= Wigner–Araki–Yanase theorem =

The Wigner–Araki–Yanase theorem, also known as the WAY theorem, is a result in quantum physics establishing that the presence of a conservation law limits the accuracy with which observables that fail to commute with the conserved quantity can be measured. It is named for the physicists Eugene Wigner, Huzihiro Araki and Mutsuo Yanase.

The theorem can be illustrated with a particle coupled to a measuring apparatus. If the position operator of the particle is $q$ and its momentum operator is $p$, and if the position and momentum of the apparatus are $Q$ and $P$ respectively, assuming that the total momentum $p + P$ is conserved implies that, in a suitably quantified sense, the particle's position itself cannot be measured.

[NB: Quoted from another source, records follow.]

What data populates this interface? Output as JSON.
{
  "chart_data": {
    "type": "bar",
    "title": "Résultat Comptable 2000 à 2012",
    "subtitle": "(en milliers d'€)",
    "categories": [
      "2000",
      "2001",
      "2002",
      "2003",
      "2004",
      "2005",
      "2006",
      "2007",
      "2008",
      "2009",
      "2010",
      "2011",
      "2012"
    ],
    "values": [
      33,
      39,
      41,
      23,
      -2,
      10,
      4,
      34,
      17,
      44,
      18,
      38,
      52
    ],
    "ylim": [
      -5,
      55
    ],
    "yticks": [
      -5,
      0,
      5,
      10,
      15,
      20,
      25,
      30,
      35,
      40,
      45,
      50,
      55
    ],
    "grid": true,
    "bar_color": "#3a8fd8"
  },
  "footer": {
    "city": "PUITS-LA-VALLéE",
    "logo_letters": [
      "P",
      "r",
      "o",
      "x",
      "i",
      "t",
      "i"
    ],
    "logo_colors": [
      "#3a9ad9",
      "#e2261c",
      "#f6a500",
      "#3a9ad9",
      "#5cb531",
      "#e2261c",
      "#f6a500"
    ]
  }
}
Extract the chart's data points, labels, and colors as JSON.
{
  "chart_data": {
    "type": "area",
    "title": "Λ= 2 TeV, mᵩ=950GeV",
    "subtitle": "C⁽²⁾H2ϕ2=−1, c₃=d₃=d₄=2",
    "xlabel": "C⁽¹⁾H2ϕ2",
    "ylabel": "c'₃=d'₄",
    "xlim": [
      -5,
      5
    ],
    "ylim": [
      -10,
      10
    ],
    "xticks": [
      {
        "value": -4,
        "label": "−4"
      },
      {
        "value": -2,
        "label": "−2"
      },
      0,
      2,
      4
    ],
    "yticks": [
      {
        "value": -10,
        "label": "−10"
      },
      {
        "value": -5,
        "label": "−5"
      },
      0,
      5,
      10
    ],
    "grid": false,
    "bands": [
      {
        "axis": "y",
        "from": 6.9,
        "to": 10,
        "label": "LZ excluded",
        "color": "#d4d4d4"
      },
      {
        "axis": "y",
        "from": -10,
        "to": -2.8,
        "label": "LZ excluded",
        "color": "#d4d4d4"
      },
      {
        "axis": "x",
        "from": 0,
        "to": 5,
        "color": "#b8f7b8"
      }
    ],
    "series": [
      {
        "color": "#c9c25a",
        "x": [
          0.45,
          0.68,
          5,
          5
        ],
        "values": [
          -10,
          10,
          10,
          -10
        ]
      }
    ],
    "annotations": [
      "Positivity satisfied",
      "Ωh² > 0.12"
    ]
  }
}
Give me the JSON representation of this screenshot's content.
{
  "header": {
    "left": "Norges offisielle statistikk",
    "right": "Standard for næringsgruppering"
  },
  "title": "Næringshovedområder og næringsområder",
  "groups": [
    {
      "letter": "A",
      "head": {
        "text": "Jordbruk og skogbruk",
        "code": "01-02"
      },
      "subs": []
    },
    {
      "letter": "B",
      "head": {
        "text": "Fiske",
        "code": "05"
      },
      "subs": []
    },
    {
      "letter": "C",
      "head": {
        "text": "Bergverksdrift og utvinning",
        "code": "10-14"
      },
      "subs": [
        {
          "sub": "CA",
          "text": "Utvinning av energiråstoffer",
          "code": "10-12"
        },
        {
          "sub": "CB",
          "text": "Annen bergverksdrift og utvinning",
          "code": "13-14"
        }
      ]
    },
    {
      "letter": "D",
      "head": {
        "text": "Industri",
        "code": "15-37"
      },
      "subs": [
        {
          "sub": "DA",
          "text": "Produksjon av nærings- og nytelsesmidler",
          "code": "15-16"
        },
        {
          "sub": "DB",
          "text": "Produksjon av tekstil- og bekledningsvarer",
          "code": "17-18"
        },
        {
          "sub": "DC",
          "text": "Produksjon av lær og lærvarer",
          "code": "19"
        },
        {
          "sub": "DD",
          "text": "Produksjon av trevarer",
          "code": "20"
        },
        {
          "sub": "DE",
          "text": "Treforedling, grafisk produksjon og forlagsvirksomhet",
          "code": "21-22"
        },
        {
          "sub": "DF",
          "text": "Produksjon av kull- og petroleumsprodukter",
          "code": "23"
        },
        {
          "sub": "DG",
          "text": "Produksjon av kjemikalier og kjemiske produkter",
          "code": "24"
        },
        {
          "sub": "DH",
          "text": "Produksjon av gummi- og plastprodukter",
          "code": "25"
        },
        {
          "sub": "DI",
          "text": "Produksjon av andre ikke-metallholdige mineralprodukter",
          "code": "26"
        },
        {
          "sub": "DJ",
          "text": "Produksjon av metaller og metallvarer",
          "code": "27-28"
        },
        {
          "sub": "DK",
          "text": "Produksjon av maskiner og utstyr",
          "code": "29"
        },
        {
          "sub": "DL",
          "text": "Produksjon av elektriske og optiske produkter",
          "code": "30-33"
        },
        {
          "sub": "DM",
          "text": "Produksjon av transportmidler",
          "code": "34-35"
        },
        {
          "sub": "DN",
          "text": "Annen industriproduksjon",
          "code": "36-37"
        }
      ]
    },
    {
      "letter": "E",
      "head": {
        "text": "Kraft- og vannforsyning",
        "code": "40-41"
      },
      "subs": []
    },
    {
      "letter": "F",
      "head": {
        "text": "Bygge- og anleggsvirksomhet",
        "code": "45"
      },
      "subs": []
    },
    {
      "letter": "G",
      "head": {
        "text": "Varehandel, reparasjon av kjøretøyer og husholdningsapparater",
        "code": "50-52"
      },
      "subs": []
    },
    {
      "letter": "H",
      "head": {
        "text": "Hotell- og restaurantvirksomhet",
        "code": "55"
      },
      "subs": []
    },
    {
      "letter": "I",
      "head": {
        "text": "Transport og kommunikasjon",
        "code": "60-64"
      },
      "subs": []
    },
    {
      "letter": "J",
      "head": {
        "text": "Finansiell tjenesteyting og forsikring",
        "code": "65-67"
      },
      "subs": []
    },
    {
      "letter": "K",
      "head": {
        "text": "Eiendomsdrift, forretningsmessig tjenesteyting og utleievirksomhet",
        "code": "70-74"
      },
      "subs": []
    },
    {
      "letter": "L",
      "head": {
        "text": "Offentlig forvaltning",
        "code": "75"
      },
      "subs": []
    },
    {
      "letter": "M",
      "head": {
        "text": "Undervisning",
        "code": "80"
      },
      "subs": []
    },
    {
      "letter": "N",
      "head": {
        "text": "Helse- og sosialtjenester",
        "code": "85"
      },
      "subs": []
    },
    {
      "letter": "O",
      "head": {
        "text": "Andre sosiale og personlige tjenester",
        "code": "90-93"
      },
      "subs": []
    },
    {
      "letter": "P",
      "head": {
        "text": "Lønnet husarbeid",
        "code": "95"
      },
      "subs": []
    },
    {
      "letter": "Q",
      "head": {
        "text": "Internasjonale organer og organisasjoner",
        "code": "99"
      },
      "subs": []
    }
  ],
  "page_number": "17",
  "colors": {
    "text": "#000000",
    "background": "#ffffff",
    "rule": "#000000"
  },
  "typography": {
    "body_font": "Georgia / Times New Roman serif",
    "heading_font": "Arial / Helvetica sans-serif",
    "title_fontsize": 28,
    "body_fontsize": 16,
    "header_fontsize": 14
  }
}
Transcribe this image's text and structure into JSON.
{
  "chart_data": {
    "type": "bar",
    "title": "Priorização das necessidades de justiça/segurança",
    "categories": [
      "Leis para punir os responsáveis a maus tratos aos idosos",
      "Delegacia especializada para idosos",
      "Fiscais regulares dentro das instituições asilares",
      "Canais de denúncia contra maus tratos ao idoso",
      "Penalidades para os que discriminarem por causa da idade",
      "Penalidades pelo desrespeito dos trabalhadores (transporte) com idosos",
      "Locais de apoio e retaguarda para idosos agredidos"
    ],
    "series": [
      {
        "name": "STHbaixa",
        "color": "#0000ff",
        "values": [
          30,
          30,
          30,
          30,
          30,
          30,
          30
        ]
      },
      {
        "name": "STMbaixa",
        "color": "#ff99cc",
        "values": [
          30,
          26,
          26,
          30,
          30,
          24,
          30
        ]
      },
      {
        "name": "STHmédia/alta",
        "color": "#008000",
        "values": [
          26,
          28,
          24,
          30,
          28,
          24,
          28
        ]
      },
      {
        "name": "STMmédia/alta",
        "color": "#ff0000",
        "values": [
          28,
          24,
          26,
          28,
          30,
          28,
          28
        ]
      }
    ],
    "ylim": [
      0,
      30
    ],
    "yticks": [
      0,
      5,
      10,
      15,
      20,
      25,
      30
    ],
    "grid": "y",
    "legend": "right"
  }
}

The measurable quantity is its position relative to the measuring apparatus, represented by the operator $q - Q$. The Wigner–Araki–Yanase theorem generalizes this to the case of two arbitrary observables $A$ and $B$ for the system and an observable $C$ for the apparatus, satisfying the condition that $B + C$ is conserved.

Mikko Tukiainen gave a generalized version of the WAY theorem, which makes no use of conservation laws, but uses quantum incompatibility instead.

Yui Kuramochi and Hiroyasu Tajima proved a generalized form of the theorem for possibly unbounded and continuous conserved observables.